Da guerra propriamente dita um "ataque ao arame", isto é, fomos atacados dentro do nosso próprio destacamento, felizmente sem qualquer baixa.

Ficaram também algumas sequelas, como aquelas que alguns anos após o regresso ainda nos faziam instintivamente atirar-nos para o chão quando inesperadamente escutávamos qualquer tiro ou o som de um festivo foguete ou aquelas que inconscientemente fazia-nos agredir as nossas companheiras quando a dormir, sonhávamos que estávamos na guerra.
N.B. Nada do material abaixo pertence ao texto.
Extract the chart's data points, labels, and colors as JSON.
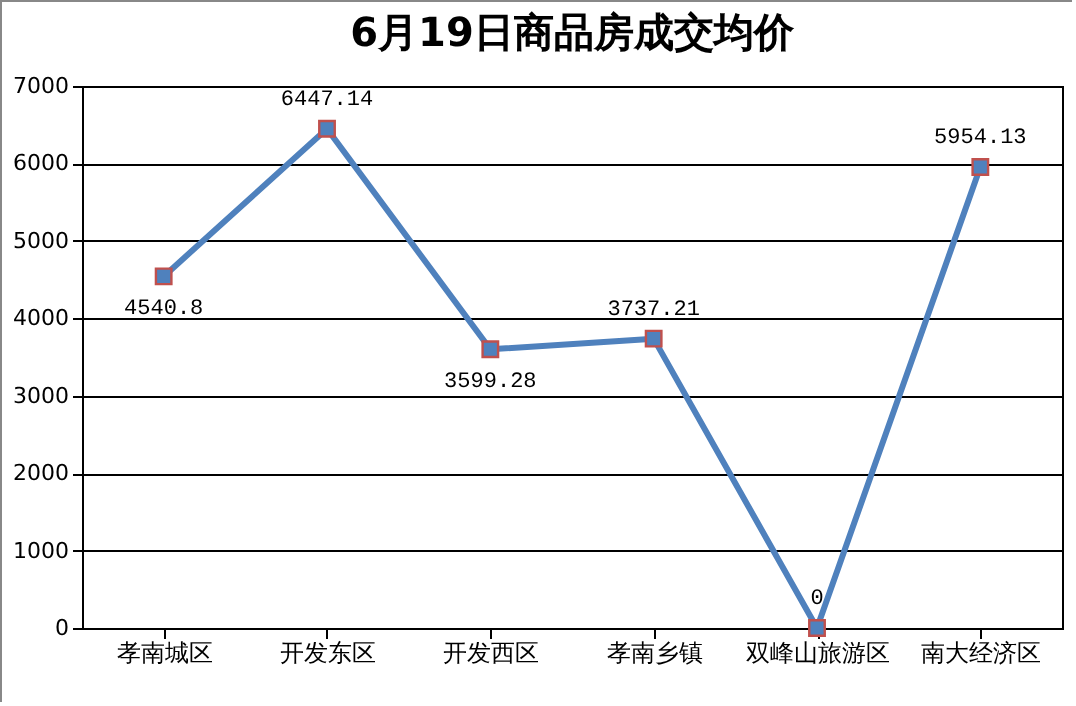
{
  "chart_data": {
    "type": "line",
    "title": "6月19日商品房成交均价",
    "categories": [
      "孝南城区",
      "开发东区",
      "开发西区",
      "孝南乡镇",
      "双峰山旅游区",
      "南大经济区"
    ],
    "series": [
      {
        "color": "#4f81bd",
        "values": [
          4540.8,
          6447.14,
          3599.28,
          3737.21,
          0,
          5954.13
        ]
      }
    ],
    "ylim": [
      0,
      7000
    ],
    "yticks": [
      0,
      1000,
      2000,
      3000,
      4000,
      5000,
      6000,
      7000
    ],
    "grid": "y",
    "marker": "square",
    "line_style": "solid",
    "data_labels": true,
    "legend": false
  }
}
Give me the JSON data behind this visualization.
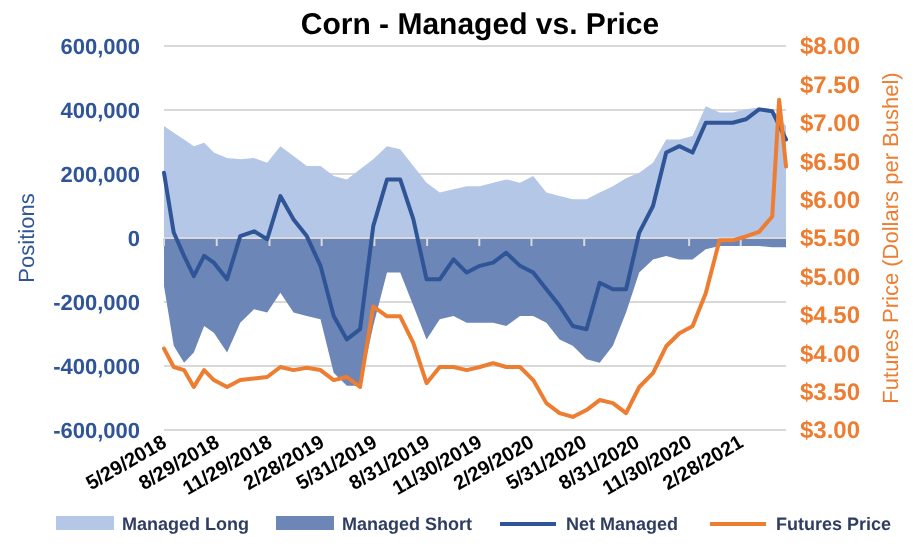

Regressando a Bissau, onde a permanência foi feita na confusão que era o quartel de adidos, apesar de continuar a ser o responsável pela alimentação da companhia, tinha muitas dificuldades em o conseguir, porque eram poucos os recursos e muitos os militares naquele local a aguardar o ansiado transporte para a metrópole, o que no nosso caso só veio a acontecer quase uma semana depois com o embarque no navio que os traria até Lisboa.

Eu, o 1º. sargento Neves e um condutor, havíamos de ficar mais algum tempo até conseguir-mos fechar as contas da companhia e obter os vistos confirmando que tudo estava certo, após o que entraríamos numa lista de espera para o almejado transporte de regresso.

Quase três semanas após o embarque da companhia o meu nome surgiu na lista de embarque numa manhã em que eu desgraçadamente tinha entregue toda a minha roupa militar com a qual podia embarcar, a uma desconhecida lavadeira que não sabia onde encontrar.

Sem tempo para esperar pela lavadeira fui na emergência á intendência militar onde se faziam os espólios e lá arranjei umas calças com umas pernas enormes que tive que cortar e uma camisa. Assim vestido, apresentei-me no aeroporto e embarquei  para Lisboa, onde cheguei nesse dia à noite.

Ainda nessa noite apresentei-me no quartel de adidos, consegui o passaporte militar, apanhei o comboio, terminando a viagem na manhã do dia 29 de Setembro, na minha cidade de Faro.

Sem honra nem glória que tão pouco procurava,  encerro este capitulo de histórias de guerra.